Kullanıcı Oyu: 5 / 5

Yıldız etkinYıldız etkinYıldız etkinYıldız etkinYıldız etkin
 

SERGÜZEŞT ÖZETİ - SAMİPAŞAZADE SEZAİ

KİTABIN ADI: SERGÜZEŞT

KİTABIN YAZARI: SAMİPAŞAZADE SEZAİ

KİTABIN KONUSU:

Evinden ayrılan küçük bir kızın başından gecen olaylar dramatize edilerek anlatılmıştır. Kızın başından geçenler oldukça acıklıdır. Uzun bir süre kölelik hayatı yaşamıştır.

KİTABIN ÖZETİ:

Evinden ayrılıp bir gemi ile yurdundan uzaklaşan küçük kız, onun gibi başka bir esir kız ile birlikte neresi olduğunu bilmediği bir yere getirilmiştir. Bu kızı bundan sonra birçok sürprizler beklemektedir.

İlk olarak kız (henüz bir ismi yoktur), yaşlı fakat zengin bir kadını yanına ona hizmet etmesi amacıyla satılmıştır.  Küçük kız burada tam bir esaret hayatı yaşamaktadır. Sürekli olarak buradan nasıl kurtulabileceğinin planlarını yapmaktadır. Bu evin hanımının yanı sıra hanıma hizmet etmekte olan başka bir kadın da kıza baskı yapmaktadır. Bu durum kızı yıpratmakta, zaten bir umudu olmayan yaşamdan onu iyice somutlamaktadır. Bir gün kız bu evden kaçmayı iyece kafasına taktığı bir anda bir gece yarısı evden kaçar. Çevreyi pek tanımadığı için saatlerce yürür fakat bir yerde yorgun bir şekilde yere yığılmaktan başka çaresi yoktur. Yerde kaldığı bölgede bir evin bahçe kapısının önüdür.
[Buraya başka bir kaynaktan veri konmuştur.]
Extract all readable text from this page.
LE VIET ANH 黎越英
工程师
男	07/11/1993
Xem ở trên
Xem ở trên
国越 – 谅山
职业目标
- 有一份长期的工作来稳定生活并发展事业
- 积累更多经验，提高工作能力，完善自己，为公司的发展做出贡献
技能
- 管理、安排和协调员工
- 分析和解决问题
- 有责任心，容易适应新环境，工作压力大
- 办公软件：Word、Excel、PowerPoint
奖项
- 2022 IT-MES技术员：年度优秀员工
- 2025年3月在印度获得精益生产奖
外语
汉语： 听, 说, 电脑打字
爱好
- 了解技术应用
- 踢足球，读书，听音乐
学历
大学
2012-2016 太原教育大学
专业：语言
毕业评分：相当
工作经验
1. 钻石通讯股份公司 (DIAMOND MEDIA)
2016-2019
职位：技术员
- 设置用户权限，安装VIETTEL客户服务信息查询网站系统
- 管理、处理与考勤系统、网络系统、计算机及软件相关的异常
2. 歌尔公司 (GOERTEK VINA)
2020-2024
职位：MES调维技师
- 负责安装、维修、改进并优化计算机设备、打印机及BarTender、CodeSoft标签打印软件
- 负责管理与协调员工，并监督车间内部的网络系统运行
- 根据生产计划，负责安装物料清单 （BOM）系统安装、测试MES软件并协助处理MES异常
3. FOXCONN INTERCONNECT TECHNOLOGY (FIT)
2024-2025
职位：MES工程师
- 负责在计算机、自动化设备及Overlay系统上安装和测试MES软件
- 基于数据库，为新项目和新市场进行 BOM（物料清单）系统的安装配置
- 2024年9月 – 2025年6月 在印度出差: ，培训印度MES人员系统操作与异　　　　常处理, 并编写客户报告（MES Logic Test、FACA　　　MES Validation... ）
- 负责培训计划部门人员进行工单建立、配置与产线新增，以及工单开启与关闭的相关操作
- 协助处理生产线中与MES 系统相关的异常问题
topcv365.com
Sabah olunca evin hizmetlilerinden biri kızı fark eder ve onu içeri almak için yaşlı ev sahibine danışır. Oda bunu çok olumlu bir şekilde karşılar ve hemen yardım etmek niyetiyle onu yanına alır. İlk olarak karnı doyurulur, güzel bir uyku çektirirler. Daha sonra kız kendine gelince ona neler olup bittiği sorulur. Oda anlatır evin hanımı kızın yaşadıklarını duyunca çok üzülür ve ona yardım edeceğini söyler, kızda buna çok sevinir. Evin hanımı ona sahibinden izin alacağını ve artık kendi yanında kalacağını söyler. Bunun için hanımı kızın kaçtığı eve gider. Ve onu yanına almak istediğini söyler. Fakat kadın bunu onur meselesi yaparak kabul etmez. Bundan sonra kızda eski evine geri döner. Bu olay kızı çok etkilemiştir. Çünkü daha önce kaçtığı eve tekrar dönmüştür. Gider gitmez yine hiç hoş olmayan durumlarla karşılaşmıştır.

Günler böyle geçip giderken bürgün Mustafa Bey evin sahibi birkaç yıl önce işlediği bir hatadan dolayı birçok borcu olmuştu ve bu borçları ödemek için karısıyla tartışırdı. Birgün karısıyla beraber kızın satılmasına kara verirler.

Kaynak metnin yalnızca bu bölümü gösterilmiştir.